In the hallway, her mother crouched beside a sobbing toddler. Irena wiped his tears with a flag-decorated napkin. “Where does it hurt, mi’ jo?” she murmured, her voice rich as music.

“My finger,” he said, holding it out, clearly not in pain. He wanted the little ritual that came next. Her mother gently rubbed the boy’s finger while reciting the Spanish rhyme that translated as: “Get well, get well, little tadpole. If you don’t get well today, you’ll get well tomorrow.” All through Mel’s own childhood, Irena had soothed her with the incantation that magically took away all hurts, big and small.

Her mother had filled Mel’s life with poems and songs and sayings. Spanish was so beautiful, sensual and full of rhymes. Whenever Mel heard it, she remembered the comfort of childhood in the tiny apartment they’d lived in until Mel had graduated high school.

“Next time, keep your fingers away from drumsticks that are playing, eh, muchacho?” her mother said, giving the boy a hug.

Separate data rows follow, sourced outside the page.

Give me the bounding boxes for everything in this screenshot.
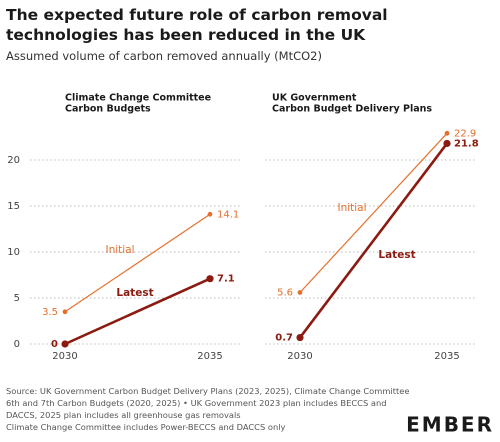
x-tick-label: 2035 [434, 351, 459, 362]
value-label: 0.7 [275, 333, 293, 344]
logo: EMBER [406, 413, 494, 437]
series-line [298, 142, 449, 339]
y-tick-label: 10 [7, 247, 20, 258]
point [443, 139, 451, 148]
series-label: Initial [337, 202, 366, 214]
series-label: Latest [116, 287, 153, 299]
y-tick-label: 5 [14, 293, 20, 304]
panel-title: UK Government [272, 93, 357, 104]
x-tick-label: 2030 [52, 351, 77, 362]
panel-title: Carbon Budget Delivery Plans [272, 104, 432, 115]
source-line: Climate Change Committee includes Power-… [6, 422, 286, 432]
point [206, 275, 214, 283]
value-label: 14.1 [217, 209, 239, 220]
x-tick-label: 2035 [197, 351, 222, 362]
point [297, 290, 303, 295]
source-line: Source: UK Government Carbon Budget Deli… [6, 386, 410, 420]
series-label: Initial [105, 244, 134, 256]
x-tick-label: 2030 [287, 351, 312, 362]
y-tick-label: 20 [7, 155, 20, 166]
y-tick-label: 0 [14, 339, 20, 350]
series-line [299, 132, 448, 293]
series-label: Latest [378, 249, 415, 261]
y-tick-label: 15 [7, 201, 20, 212]
panel-title: Climate Change Committee [65, 93, 211, 104]
value-label: 22.9 [454, 128, 476, 139]
value-label: 0 [51, 339, 58, 350]
value-label: 21.8 [454, 138, 479, 149]
point [61, 340, 69, 348]
value-label: 3.5 [42, 307, 58, 318]
series-line [64, 213, 211, 313]
value-label: 7.1 [217, 274, 235, 285]
point [207, 211, 213, 217]
panel-title: Carbon Budgets [65, 104, 151, 115]
source: Source: UK Government Carbon Budget Deli… [6, 385, 418, 433]
point [296, 333, 304, 342]
point [62, 309, 68, 315]
series-line [64, 277, 211, 346]
subtitle: Assumed volume of carbon removed annuall… [6, 49, 322, 63]
value-label: 5.6 [277, 287, 293, 298]
title: The expected future role of carbon remov… [6, 6, 388, 44]
point [444, 130, 450, 136]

He nodded solemnly and ran into the parade room.

“Mamá,” Mel said.

“Melodía, you’re here.” Her mother smiled, but her eyes stayed serious.

“Is everything okay?”

“Of course. Come take the pictures.” She motioned Mel into the room. Her mother was in her element, surrounded by children. She’d never made a big deal of it, but she’d clearly wished for more babies after Mel, though it wasn’t possible. Bright Blossoms helped relieve that sorrow, Mel believed.

Mel nodded at Rachel and Marla, two of the caregivers who’d been here since they’d opened five years ago, then moved around the room taking shots of the kids marching and playing along with “God Bless America.”

As always, the song put tears in her strong mother’s eyes. The promise of America had sustained Irena through her terrible trip and the dark days and nights in a foreign land, where the warm welcome she’d hoped for had been denied over politics. She’d survived…and, in the end, thrived.

The final activity was decorating cupcakes and soon the small faces were smeared with bright frosting. As Mel took shot after shot, her mother’s words played in her head: You modern girls, you wait and wait for children. You will have gray hair and be chasing your niños with a cane if you’re not careful.

And that was without knowing about Mel’s fertility problem. Against all odds, a miracle had occurred. Mel was pregnant. What would her mother say?

“Estás bien, mi’ ja?” her mother asked, her eyes lingering on Mel’s face.

Mel forced a smile. “Will you be home soon?”

“Soon. Yes. And we will talk.” Her mother started to walk away, then came abruptly close and hugged Mel hard. “Mi cariña.” My beloved. “Mamá? What’s up?” Her mother was an affectionate person, but this felt as though they were parting for years, not an hour or so.

“Hablámos en casa.” We’ll talk at home.

An hour later, Mel’s mother shut the front door behind her and said, point-blank, “It is cancer,” pronouncing it the Spanish way—kahn-sare. “In the ovaries. There is treatment, now, the doctor says to me, that is better than before. First a surgery, then chemotherapy and, perhaps, radiation.”

“Oh, Mamá.” She threw her arms around her mother, who was holding herself stiffly erect, fighting emotion, Mel was certain.

Cancer. Her mother had cancer. She might die.

And Mel was pregnant.

She felt as though the world was closing in on her. “You’re strong, Mamá. You’ll beat this,” she said, holding back the tears, keeping her voice steady. “We’ll get you through this.” The idea of losing her mother was almost more than she could bear. Her mother was so vibrant, so alive. She had so much to live for. She was Mel’s best friend, her entire family. She fought a swirl of nausea.